La franchise ne partage que trois points communs entre tous ses films : un ou des xénomorphes (aux formes variables), un futur infernal mené par des megacorporations, et une héroïne en lutte contre l'ultracapitalisme (une col bleue expendable, une scientifique manipulée, une ado fuyant l’esclavage, une gamine devenue propriété… faut vous y faire, Alien est de gauche)
Alien: Earth trace sa propre voie, et c’est assez ironique que le cinquième épisode, rappel de l'œuvre originelle, soit le moins intéressant de la saison, semblant presque être là pour satisfaire les plus obtus des spectateurs en leur agitant le joujou nostalgique qu’ils réclament. Et si une portion des thématiques part des questionnements philosophiques de Prometheus et Covenant, la série va plus loin et plus profond que ne l’a jamais fait Scott. Et cela ne représente qu’une partie du menu proposé. Si les influences sont là, notamment dans la ménagerie extraterrestre menée par un œil glaçant (et rappelant forcément The Thing), elles ne sont pas une finalité.

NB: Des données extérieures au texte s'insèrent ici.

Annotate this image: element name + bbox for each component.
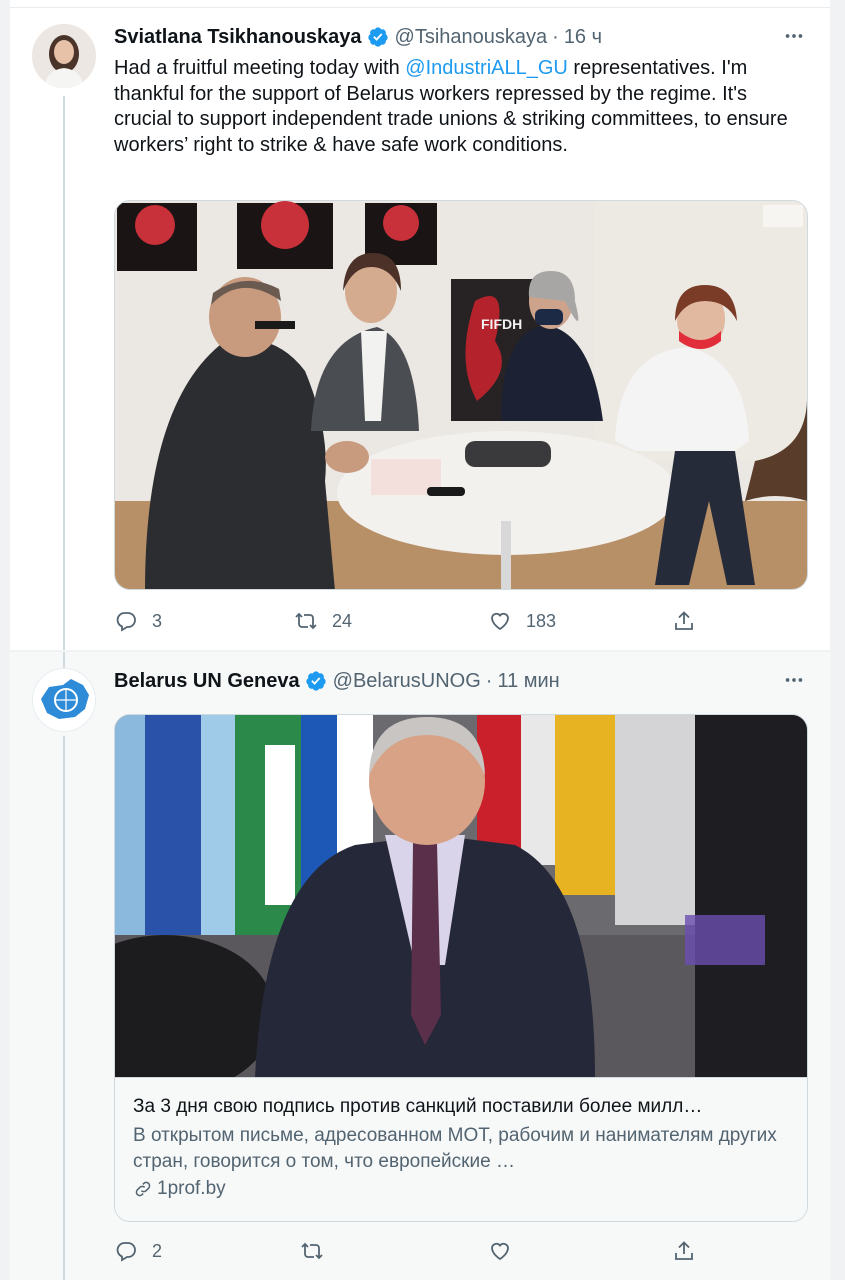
tweet-text: Had a fruitful meeting today with @Indus… — [114, 56, 804, 158]
share-icon — [675, 611, 693, 630]
like-count: 183 — [526, 610, 557, 631]
avatar[interactable] — [32, 24, 96, 88]
reply-button[interactable]: 2 — [114, 1236, 162, 1266]
timestamp[interactable]: 16 ч — [564, 26, 602, 49]
separator: · — [552, 25, 559, 48]
tweet[interactable]: Belarus UN Geneva @BelarusUNOG · 11 мин — [10, 652, 830, 1280]
reply-icon — [116, 1242, 136, 1262]
tweet-text-part: Had a fruitful meeting today with — [114, 57, 406, 79]
author-handle[interactable]: @BelarusUNOG — [333, 670, 481, 693]
link-card-image[interactable] — [115, 715, 807, 1095]
thread-line — [63, 96, 65, 650]
reply-count: 3 — [152, 610, 163, 631]
thread-line — [63, 652, 65, 668]
like-icon — [491, 1242, 509, 1261]
retweet-count: 24 — [332, 610, 353, 631]
link-icon — [135, 1181, 151, 1197]
retweet-button[interactable]: 24 — [294, 606, 352, 636]
tweet-header: Sviatlana Tsikhanouskaya @Tsihanouskaya … — [114, 24, 602, 50]
thread-line — [63, 736, 65, 1280]
mention-link[interactable]: @IndustriALL_GU — [405, 57, 568, 79]
link-card-meta[interactable]: За 3 дня свою подпись против санкций пос… — [115, 1077, 807, 1221]
tweet-photo[interactable]: FIFDH — [114, 200, 808, 590]
tweet-actions: 3 24 183 — [114, 606, 714, 636]
link-domain-text: 1prof.by — [157, 1178, 226, 1199]
more-icon[interactable] — [782, 24, 806, 48]
link-description: В открытом письме, адресованном МОТ, раб… — [133, 1125, 777, 1172]
tweet-actions: 2 — [114, 1236, 714, 1266]
author-name[interactable]: Sviatlana Tsikhanouskaya — [114, 26, 362, 49]
share-icon — [675, 1241, 693, 1260]
retweet-button[interactable] — [300, 1236, 338, 1266]
like-button[interactable]: 183 — [488, 606, 556, 636]
more-icon[interactable] — [782, 668, 806, 692]
like-icon — [491, 612, 509, 631]
timestamp[interactable]: 11 мин — [497, 670, 559, 693]
verified-icon — [305, 670, 327, 692]
link-title[interactable]: За 3 дня свою подпись против санкций пос… — [133, 1094, 789, 1120]
avatar[interactable] — [32, 668, 96, 732]
reply-button[interactable]: 3 — [114, 606, 162, 636]
share-button[interactable] — [672, 1236, 696, 1266]
reply-icon — [116, 612, 136, 632]
tweet-header: Belarus UN Geneva @BelarusUNOG · 11 мин — [114, 668, 560, 694]
reply-count: 2 — [152, 1240, 163, 1261]
top-divider — [10, 0, 830, 8]
banner-logo-text: FIFDH — [481, 316, 522, 332]
retweet-icon — [301, 1242, 323, 1260]
link-card[interactable]: За 3 дня свою подпись против санкций пос… — [114, 714, 808, 1222]
author-name[interactable]: Belarus UN Geneva — [114, 670, 300, 693]
share-button[interactable] — [672, 606, 696, 636]
verified-icon — [367, 26, 389, 48]
author-handle[interactable]: @Tsihanouskaya — [395, 26, 548, 49]
like-button[interactable] — [488, 1236, 526, 1266]
link-domain[interactable]: 1prof.by — [133, 1176, 789, 1202]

Non content d’être original dans son approche, Alien: Earth se pare d’une photographie magnifique qui vient accentuer la beauté des décors exotiques et porter le spectacle du grand écran sur nos postes individuels. Les acteurs qui interprètent des gamins dans des corps d’adultes sont fantastiques, et l'ambiguïté de Timothy Olyphant nous rappelle ses meilleures heures (Deadwood). Enfin, la rythmique est bonne, Hawley prenant le temps d'installer ses éléments au compte-goutte pour échafauder son univers, et alternant efficacement séquences d’action et discussions identitaires.
Il est vrai, et c’est assez triste, qu’il est de plus en plus rare de ne pas trop vraiment savoir où veulent nous amener les œuvres cinématographiques contemporaines, et c’est d’autant plus vrai lorsqu’il s’agit de grosses productions. Mais force est d’admettre que Disney m’aura surpris par deux fois cette année, Alien: Earth réalisant avec Andor un doublé. La loi des probabilités fait sans doute que dans la foultitude de trucs insipides pondus par la plateforme, certaines doivent certainement sortir du lot. Mais ce n’est pas une coïncidence que derrière ces succès se tiennent des artistes au pedigree bien assis, ici Hawley, là-bas Gilroy. Ni que ces deux séries s'affranchissent des canons habituels de leurs sagas respectives.